By Alex Birkett
I do a lot of things. You probably do, too (since you’re reading a productivity blog, I can make that inference quite readily.)
Sometimes, I think about what I’d do if I had a less demanding career. Would I spend all that time reading classic Irish literature?
In reality, I’d probably fill my time with equally demanding hobbies or projects. It’s the Type A personality in me, something very common in tech and digital spaces.
With that in mind, it’s imperative to build some daily practices to rest, recover, and recharge. It’s absolutely impossible to have your nose to the grindstone at all times. The body is not a productivity machine, despite the best intentions of some corporate productivity gurus and toxic management teams.
Also, tons of research has shown that sleep improves decision making, the productivity curve slopes off after a certain number of hours, and better rested people are generally more productive people.
Still, it’s something tons of people (myself included) struggle with, so I wanted to share some tips that have helped me recharge as I work on growth at HubSpot, grow a content agency, and find time to see friends and family.
7 Tips for Rest and Recovery for Busy Entrepreneurs
1. Clearly delineate your working and non-working hours and working and non-working spaces
As a remote worker and as a founder, it’s nearly impossible to delineate my day between ‘working’ and ‘not working.’ While I love my flexibility, it’s constantly a battle for me to guard my down time. Especially during busy times (which seem to occur quite regularly), I can push myself beyond my desired cutoff point, working late into the night.
This affects my sleep, causing me to wake up more exhausted the next day, which causes a negative feedback loop of stress, caffeine, late nights, and repeated nights of poor sleep.
All you need to do to throw a wrench in this downward spiral is to hold yourself to a cutoff point, where you won’t do any work after a specific time. Could be 6pm for you. Could be that you work from 9am until noon and then from 6pm until 10pm. I’m not here to pick your schedule for you, but it’s very important that you pick times to work and times not to work and guard that downtime for your sanity and your own productivity.

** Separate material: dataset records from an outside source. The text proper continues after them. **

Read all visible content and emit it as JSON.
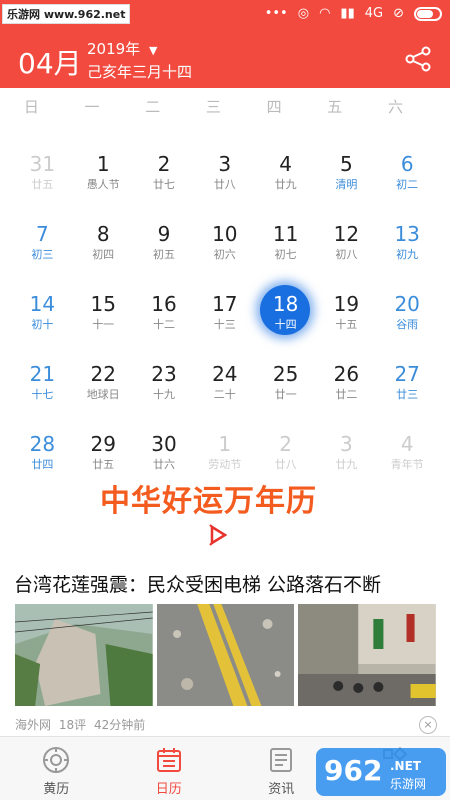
{
  "watermark": "乐游网 www.962.net",
  "status": {
    "network": "4G"
  },
  "header": {
    "month": "04月",
    "year_label": "2019年",
    "lunar_label": "己亥年三月十四"
  },
  "weekdays": [
    "日",
    "一",
    "二",
    "三",
    "四",
    "五",
    "六"
  ],
  "calendar": {
    "rows": [
      [
        {
          "n": "31",
          "l": "廿五",
          "other": true
        },
        {
          "n": "1",
          "l": "愚人节"
        },
        {
          "n": "2",
          "l": "廿七"
        },
        {
          "n": "3",
          "l": "廿八"
        },
        {
          "n": "4",
          "l": "廿九"
        },
        {
          "n": "5",
          "l": "清明",
          "hl": true
        },
        {
          "n": "6",
          "l": "初二"
        }
      ],
      [
        {
          "n": "7",
          "l": "初三"
        },
        {
          "n": "8",
          "l": "初四"
        },
        {
          "n": "9",
          "l": "初五"
        },
        {
          "n": "10",
          "l": "初六"
        },
        {
          "n": "11",
          "l": "初七"
        },
        {
          "n": "12",
          "l": "初八"
        },
        {
          "n": "13",
          "l": "初九"
        }
      ],
      [
        {
          "n": "14",
          "l": "初十"
        },
        {
          "n": "15",
          "l": "十一"
        },
        {
          "n": "16",
          "l": "十二"
        },
        {
          "n": "17",
          "l": "十三"
        },
        {
          "n": "18",
          "l": "十四",
          "selected": true
        },
        {
          "n": "19",
          "l": "十五"
        },
        {
          "n": "20",
          "l": "谷雨"
        }
      ],
      [
        {
          "n": "21",
          "l": "十七"
        },
        {
          "n": "22",
          "l": "地球日"
        },
        {
          "n": "23",
          "l": "十九"
        },
        {
          "n": "24",
          "l": "二十"
        },
        {
          "n": "25",
          "l": "廿一"
        },
        {
          "n": "26",
          "l": "廿二"
        },
        {
          "n": "27",
          "l": "廿三"
        }
      ],
      [
        {
          "n": "28",
          "l": "廿四"
        },
        {
          "n": "29",
          "l": "廿五"
        },
        {
          "n": "30",
          "l": "廿六"
        },
        {
          "n": "1",
          "l": "劳动节",
          "other": true
        },
        {
          "n": "2",
          "l": "廿八",
          "other": true
        },
        {
          "n": "3",
          "l": "廿九",
          "other": true
        },
        {
          "n": "4",
          "l": "青年节",
          "other": true
        }
      ]
    ]
  },
  "banner": {
    "text": "中华好运万年历"
  },
  "news": {
    "title": "台湾花莲强震：民众受困电梯 公路落石不断",
    "source": "海外网",
    "comments": "18评",
    "time": "42分钟前",
    "close": "×"
  },
  "tabs": [
    {
      "label": "黄历"
    },
    {
      "label": "日历",
      "active": true
    },
    {
      "label": "资讯"
    },
    {
      "label": ""
    }
  ],
  "logo": {
    "text": "962",
    "sub": "NET 乐游网"
  },
  "colors": {
    "brand_red": "#f24a3f",
    "weekend_blue": "#3b8ddb",
    "selected_blue": "#1a6fe0"
  }
}
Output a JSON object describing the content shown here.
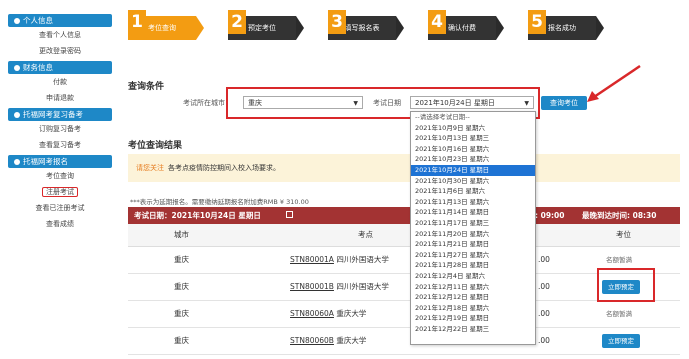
{
  "sidebar": {
    "sections": [
      {
        "title": "个人信息",
        "items": [
          "查看个人信息",
          "更改登录密码"
        ]
      },
      {
        "title": "财务信息",
        "items": [
          "付款",
          "申请退款"
        ]
      },
      {
        "title": "托福网考复习备考",
        "items": [
          "订购复习备考",
          "查看复习备考"
        ]
      },
      {
        "title": "托福网考报名",
        "items": [
          "考位查询",
          "注册考试",
          "查看已注册考试",
          "查看成绩"
        ]
      }
    ]
  },
  "steps": [
    {
      "num": "1",
      "label": "考位查询"
    },
    {
      "num": "2",
      "label": "预定考位"
    },
    {
      "num": "3",
      "label": "填写报名表"
    },
    {
      "num": "4",
      "label": "确认付费"
    },
    {
      "num": "5",
      "label": "报名成功"
    }
  ],
  "query": {
    "title": "查询条件",
    "city_label": "考试所在城市",
    "city_value": "重庆",
    "date_label": "考试日期",
    "date_value": "2021年10月24日 星期日",
    "search_button": "查询考位"
  },
  "date_options": [
    "--请选择考试日期--",
    "2021年10月9日 星期六",
    "2021年10月13日 星期三",
    "2021年10月16日 星期六",
    "2021年10月23日 星期六",
    "2021年10月24日 星期日",
    "2021年10月30日 星期六",
    "2021年11月6日 星期六",
    "2021年11月13日 星期六",
    "2021年11月14日 星期日",
    "2021年11月17日 星期三",
    "2021年11月20日 星期六",
    "2021年11月21日 星期日",
    "2021年11月27日 星期六",
    "2021年11月28日 星期日",
    "2021年12月4日 星期六",
    "2021年12月11日 星期六",
    "2021年12月12日 星期日",
    "2021年12月18日 星期六",
    "2021年12月19日 星期日",
    "2021年12月22日 星期三"
  ],
  "results": {
    "title": "考位查询结果",
    "alert_prefix": "请您关注",
    "alert_text": "各考点疫情防控期间入校入场要求。",
    "note": "***表示为延期报名。需要缴纳延期报名附加费RMB ¥ 310.00",
    "bar_date": "考试日期：2021年10月24日 星期日",
    "bar_time1": ": 09:00",
    "bar_time2": "最晚到达时间: 08:30",
    "headers": {
      "city": "城市",
      "center": "考点",
      "seat": "考位"
    },
    "rows": [
      {
        "city": "重庆",
        "code": "STN80001A",
        "name": "四川外国语大学",
        "fee": ".00",
        "status": "名额暂满"
      },
      {
        "city": "重庆",
        "code": "STN80001B",
        "name": "四川外国语大学",
        "fee": ".00",
        "status": "立即预定"
      },
      {
        "city": "重庆",
        "code": "STN80060A",
        "name": "重庆大学",
        "fee": ".00",
        "status": "名额暂满"
      },
      {
        "city": "重庆",
        "code": "STN80060B",
        "name": "重庆大学",
        "fee": ".00",
        "status": "立即预定"
      }
    ]
  },
  "colors": {
    "brand": "#1e88c7",
    "accent": "#f39c12",
    "bar": "#a33333",
    "highlight": "#d9282a"
  }
}
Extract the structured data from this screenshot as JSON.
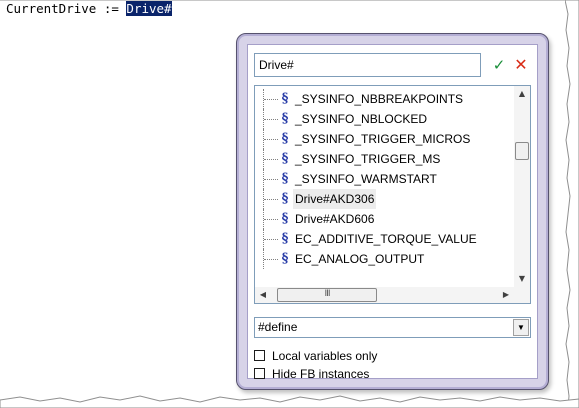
{
  "editor": {
    "code_prefix": "CurrentDrive := ",
    "selected_text": "Drive#"
  },
  "popup": {
    "search": {
      "value": "Drive#",
      "ok_icon": "checkmark-icon",
      "cancel_icon": "close-icon"
    },
    "tree": {
      "items": [
        {
          "label": "_SYSINFO_NBBREAKPOINTS",
          "icon": "define-symbol-icon",
          "selected": false
        },
        {
          "label": "_SYSINFO_NBLOCKED",
          "icon": "define-symbol-icon",
          "selected": false
        },
        {
          "label": "_SYSINFO_TRIGGER_MICROS",
          "icon": "define-symbol-icon",
          "selected": false
        },
        {
          "label": "_SYSINFO_TRIGGER_MS",
          "icon": "define-symbol-icon",
          "selected": false
        },
        {
          "label": "_SYSINFO_WARMSTART",
          "icon": "define-symbol-icon",
          "selected": false
        },
        {
          "label": "Drive#AKD306",
          "icon": "define-symbol-icon",
          "selected": true
        },
        {
          "label": "Drive#AKD606",
          "icon": "define-symbol-icon",
          "selected": false
        },
        {
          "label": "EC_ADDITIVE_TORQUE_VALUE",
          "icon": "define-symbol-icon",
          "selected": false
        },
        {
          "label": "EC_ANALOG_OUTPUT",
          "icon": "define-symbol-icon",
          "selected": false
        }
      ],
      "hscroll_grip": "III"
    },
    "filter": {
      "selected": "#define"
    },
    "options": {
      "local_only": {
        "label": "Local variables only",
        "checked": false
      },
      "hide_fb": {
        "label": "Hide FB instances",
        "checked": false
      }
    }
  },
  "colors": {
    "selection_bg": "#0a246a",
    "popup_border": "#a59fc8",
    "symbol_icon": "#2a3ea8",
    "ok_green": "#1a8f3a",
    "cancel_red": "#d92b16"
  }
}
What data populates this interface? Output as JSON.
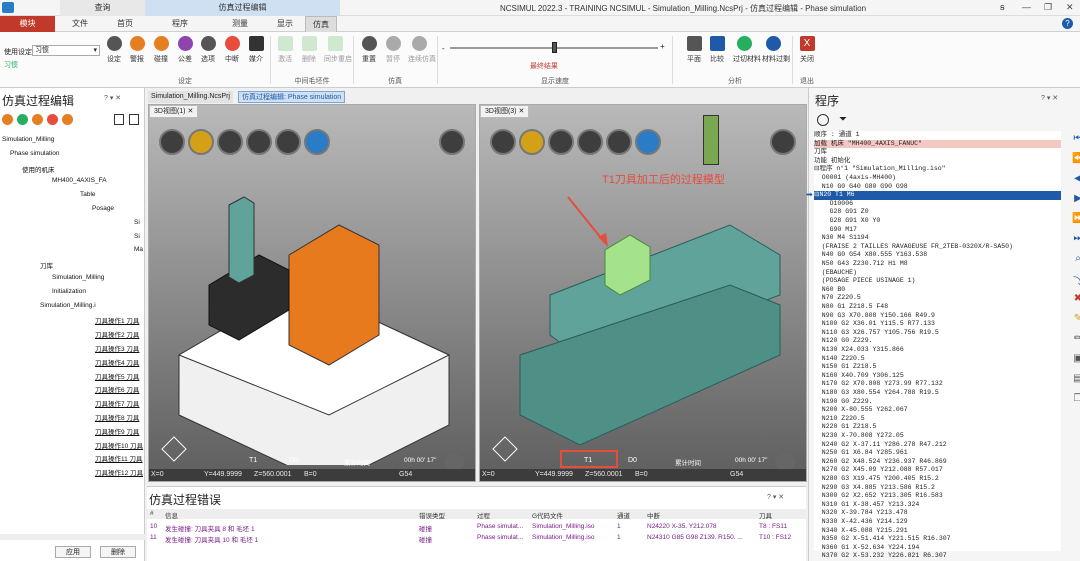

Everything else on this list is sort of secondary to the simple act of guarding your downtime, which is really aimed at preventing burnout.
Clearly defining when you’re working vs. not working goes beyond timing, though.
Mark Lindquist, marketing strategist at Mailshake, believes in the importance of having a separate space dedicated to work. “I work from my apartment most days, but I rarely work from my couch, and I never work in my bedroom,” according to Mark.
“I have a desk in a section of my living room, and I make sure to use that space for work, and only work. I really believe it’s important to get into the right mindset for work, and for relaxing. If you’re sending mixed signals to your brain and body that you’re in one mode when you’re trying to get into the other, you’ll suffer on both.”
2. Have a hobby stripped from “productive” goals
I typically end every year with a review of the past year as well as goals for the upcoming one. Until recently, I realized that I had really concrete, time-based goals for many of my hobbies (“get this level in krav maga by X date,” “be a B2 in Spanish by March 1st”). I also realized that took a lot of the fun out of doing them.
I like learning new things just for fun that don’t even have an indirect goal of helping my career or with self-improvement. That’s important. I do this with language acquisition (learned Spanish and now working on German). My current curiosity is with art. I’m a terrible artist, but I’ve gotten by through judicious use of graphic design tools and Canva and other alternatives.
However, I’ve been visiting tons of art and design museums lately and have been getting more and more interested in giving it a crack myself. Heck, it worked for Winston Churchill and George W Bush.
My business partner and colleague David Ly Khim also made the good point that the simple act of doing things outside of your jobs does typically indirectly help you at work too:
“It’s often said that creativity is the ability to combine disparate concepts and ideas to create something novel or original. Hobbies outside of your day job help with that. The benefit of engaging in various activities is you flex different parts of your brain and different modes of thinking. This means you have different contexts to pull ideas from and see different angles to approach a problem you might face at work.”
But don’t go sailing or skiing just because you think it’ll make you more creative at work, please.
3. Try more relaxing social gatherings
The typical hard driving urban lifestyle comes with a typical motto: work hard, play hard.
It’s a lifestyle driven by FOMO; you’ve got to be crushing it, from your morning workout, through your 10+ hour work day, up until your industry happy hour, and all of that floods into the weekend unmarred by any social pressure or boundaries.
Social activities then turn into just another exhausting corporatist checklist item draining you of energy.
The remedy isn’t to eliminate social activities; it’s to turn them into something a bit more relaxing.